OBJECTIVES: To assess the face validity of a decision-analytic model evaluating the cost-utility of ataluren for the treatment of nonsense mutation Duchenne muscular dystrophy (nmDMD).

METHODS: This was a Delphi panel comprising of physicians with first-hand experience of ataluren for the treatment of nmDMD. Consensus was investigated for key model parameters, including the expected benefit of early ataluren treatment, mortality, informal caregiving, and patient health status and quality of life (assessed using the Health Utility Index [HUI]) for four disease stages: (1) ambulatory (patient age: 10 years), (2) non-ambulatory, not yet requiring ventilation support, (3) non-ambulatory, at the time of initiation of night-time ventilation support, and (4) non-ambulatory, at the time of initiation of full-time ventilation support.

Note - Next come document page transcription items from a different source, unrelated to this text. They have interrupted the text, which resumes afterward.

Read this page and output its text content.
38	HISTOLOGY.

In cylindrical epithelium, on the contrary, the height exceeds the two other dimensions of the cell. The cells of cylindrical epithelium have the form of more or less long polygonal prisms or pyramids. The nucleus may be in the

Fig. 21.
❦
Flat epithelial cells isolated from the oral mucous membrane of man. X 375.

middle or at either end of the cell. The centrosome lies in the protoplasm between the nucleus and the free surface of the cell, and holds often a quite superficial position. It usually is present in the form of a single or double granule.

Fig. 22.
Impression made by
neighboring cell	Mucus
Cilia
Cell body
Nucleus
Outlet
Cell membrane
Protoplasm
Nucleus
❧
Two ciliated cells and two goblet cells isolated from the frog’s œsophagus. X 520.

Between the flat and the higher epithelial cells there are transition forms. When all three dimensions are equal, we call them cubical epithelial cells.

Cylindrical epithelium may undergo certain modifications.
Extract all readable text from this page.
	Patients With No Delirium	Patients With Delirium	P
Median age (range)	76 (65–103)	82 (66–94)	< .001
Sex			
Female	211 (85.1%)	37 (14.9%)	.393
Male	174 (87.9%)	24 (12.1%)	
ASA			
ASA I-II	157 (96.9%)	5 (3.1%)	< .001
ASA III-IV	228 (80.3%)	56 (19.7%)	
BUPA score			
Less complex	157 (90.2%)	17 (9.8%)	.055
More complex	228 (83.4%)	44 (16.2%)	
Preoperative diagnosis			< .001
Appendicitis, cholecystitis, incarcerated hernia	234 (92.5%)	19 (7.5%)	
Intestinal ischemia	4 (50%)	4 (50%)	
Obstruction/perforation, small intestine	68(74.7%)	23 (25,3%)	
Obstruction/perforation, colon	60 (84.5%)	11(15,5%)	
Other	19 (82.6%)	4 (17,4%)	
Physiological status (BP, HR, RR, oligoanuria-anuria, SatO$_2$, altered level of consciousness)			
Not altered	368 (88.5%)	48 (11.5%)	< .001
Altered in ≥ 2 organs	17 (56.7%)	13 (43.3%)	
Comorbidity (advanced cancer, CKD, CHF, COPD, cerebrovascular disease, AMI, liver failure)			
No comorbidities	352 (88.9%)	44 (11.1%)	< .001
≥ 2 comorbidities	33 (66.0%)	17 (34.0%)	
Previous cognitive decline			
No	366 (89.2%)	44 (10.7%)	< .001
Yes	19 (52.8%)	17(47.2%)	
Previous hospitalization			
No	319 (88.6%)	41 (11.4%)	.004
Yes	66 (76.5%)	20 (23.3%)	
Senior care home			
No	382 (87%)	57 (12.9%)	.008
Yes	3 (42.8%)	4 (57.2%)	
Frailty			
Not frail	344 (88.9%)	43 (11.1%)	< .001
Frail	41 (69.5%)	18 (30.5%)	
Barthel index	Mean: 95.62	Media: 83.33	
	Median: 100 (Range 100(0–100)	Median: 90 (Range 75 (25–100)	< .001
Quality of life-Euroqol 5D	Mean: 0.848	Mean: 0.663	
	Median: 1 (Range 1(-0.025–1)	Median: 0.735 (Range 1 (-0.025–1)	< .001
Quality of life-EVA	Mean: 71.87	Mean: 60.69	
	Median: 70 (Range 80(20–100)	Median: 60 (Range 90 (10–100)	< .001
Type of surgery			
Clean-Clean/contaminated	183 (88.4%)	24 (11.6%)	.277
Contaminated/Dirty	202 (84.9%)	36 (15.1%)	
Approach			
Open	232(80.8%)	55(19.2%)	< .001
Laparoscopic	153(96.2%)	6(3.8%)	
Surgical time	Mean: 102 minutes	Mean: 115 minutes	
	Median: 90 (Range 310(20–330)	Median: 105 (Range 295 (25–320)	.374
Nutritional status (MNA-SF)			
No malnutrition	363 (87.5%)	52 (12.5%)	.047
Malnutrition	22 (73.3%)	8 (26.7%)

RESULTS: Nine experts from five countries participated in the study. Consensus was obtained for all questions after three panel rounds (except for two HUI-questions concerning hand function [dexterity]). Panelists agreed that starting treatment with ataluren at 2 vs. 5 years of age would be expected to delay loss of ambulation by an additional 2 years, and initiation of night-time and full-time ventilation support by 3 years, respectively. On average, 4%, 13%, and 33% of all patients reaching stages (1), (2), and (3) were expected to die in these stages, and life expectancy in stage (4) was agreed to be 3 years. All panelists agreed that two informal caregivers provided day-to-day care/support to patients with nmDMD across all disease stages. Consensus HUI-derived utilities for stage (1) were 1.0000 for ataluren on top of best supportive care (BSC) and 0.7337 for BSC alone. Corresponding estimates for stage (2) were 0.3179 and 0.2672, for stage (3) 0.1643 and 0.0913, and for stage (4) -0.0732 and -0.1163.

CONCLUSIONS: This study confirms face validity of the ataluren cost-effectiveness model and provides further evidence of the benefits of ataluren.